A stock's market price divided by its earnings per share - the primary valuation multiple used to compare whether a stock is cheap or expensive relative to its profits.
The price-to-earnings ratio is the most widely used equity valuation metric: P/E = market price per share ÷ earnings per share (EPS). A P/E of 20 means investors are paying USD 20 for every USD 1 of annual earnings. Whether that represents value depends on the company's growth rate, the sector, the interest rate environment, and the market's overall P/E.
The trailing P/E uses reported historical earnings; the forward P/E uses consensus analyst earnings estimates for the next 12 months. The Shiller CAPE (Cyclically Adjusted P/E) uses 10-year inflation-adjusted average earnings to smooth cyclical fluctuations - it is widely used to assess market-level overvaluation. A CAPE above 30 has historically been associated with below-average subsequent 10-year returns for the S&P 500.
Sectors have structurally different P/E norms. Fast-growing technology companies routinely trade at 30–50× earnings; defensive utilities and banks often trade at 10–15×. Comparing P/E across sectors without adjusting for growth rates is misleading. The PEG ratio (P/E divided by the expected earnings growth rate) provides a growth-adjusted view: a PEG below 1.0 suggests a stock may be undervalued relative to its growth trajectory.

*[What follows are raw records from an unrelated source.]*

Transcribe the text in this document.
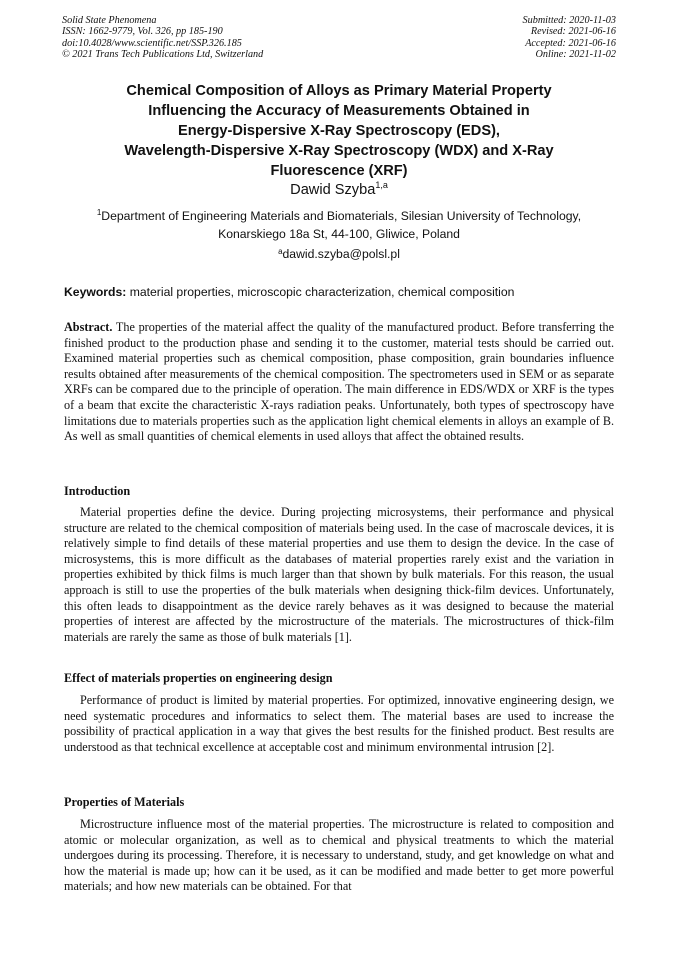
Solid State Phenomena
ISSN: 1662-9779, Vol. 326, pp 185-190
doi:10.4028/www.scientific.net/SSP.326.185
© 2021 Trans Tech Publications Ltd, Switzerland
Submitted: 2020-11-03
Revised: 2021-06-16
Accepted: 2021-06-16
Online: 2021-11-02
Chemical Composition of Alloys as Primary Material Property
Influencing the Accuracy of Measurements Obtained in
Energy-Dispersive X-Ray Spectroscopy (EDS),
Wavelength-Dispersive X-Ray Spectroscopy (WDX) and X-Ray
Fluorescence (XRF)
Dawid Szyba$^{1,a}$
$^1$Department of Engineering Materials and Biomaterials, Silesian University of Technology,
Konarskiego 18a St, 44-100, Gliwice, Poland
$^a$dawid.szyba@polsl.pl
Keywords: material properties, microscopic characterization, chemical composition
Abstract. The properties of the material affect the quality of the manufactured product. Before transferring the finished product to the production phase and sending it to the customer, material tests should be carried out. Examined material properties such as chemical composition, phase composition, grain boundaries influence results obtained after measurements of the chemical composition. The spectrometers used in SEM or as separate XRFs can be compared due to the principle of operation. The main difference in EDS/WDX or XRF is the types of a beam that excite the characteristic X-rays radiation peaks. Unfortunately, both types of spectroscopy have limitations due to materials properties such as the application light chemical elements in alloys an example of B. As well as small quantities of chemical elements in used alloys that affect the obtained results.
Introduction
Material properties define the device. During projecting microsystems, their performance and physical structure are related to the chemical composition of materials being used. In the case of macroscale devices, it is relatively simple to find details of these material properties and use them to design the device. In the case of microsystems, this is more difficult as the databases of material properties rarely exist and the variation in properties exhibited by thick films is much larger than that shown by bulk materials. For this reason, the usual approach is still to use the properties of the bulk materials when designing thick-film devices. Unfortunately, this often leads to disappointment as the device rarely behaves as it was designed to because the material properties of interest are affected by the microstructure of the materials. The microstructures of thick-film materials are rarely the same as those of bulk materials [1].
Effect of materials properties on engineering design
Performance of product is limited by material properties. For optimized, innovative engineering design, we need systematic procedures and informatics to select them. The material bases are used to increase the possibility of practical application in a way that gives the best results for the finished product. Best results are understood as that technical excellence at acceptable cost and minimum environmental intrusion [2].
Properties of Materials
Microstructure influence most of the material properties. The microstructure is related to composition and atomic or molecular organization, as well as to chemical and physical treatments to which the material undergoes during its processing. Therefore, it is necessary to understand, study, and get knowledge on what and how the material is made up; how can it be used, as it can be modified and made better to get more powerful materials; and how new materials can be obtained. For that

For stock CFD traders, sharp moves in P/E - driven by price changes or earnings surprises - often accompany the highest-volatility sessions. A stock that misses earnings estimates and sees its P/E compress from 25× to 18× during a single post-earnings session can produce 20–30% price moves.
Worked Example
Stock price: USD 120. Annual EPS: USD 6. Trailing P/E = 120 ÷ 6 = 20×. Analyst consensus forward EPS: USD 8. Forward P/E = 120 ÷ 8 = 15×. Expected EPS growth: 33%. PEG = 15 ÷ 33 = 0.45 - suggesting the stock may be attractively priced relative to its growth rate.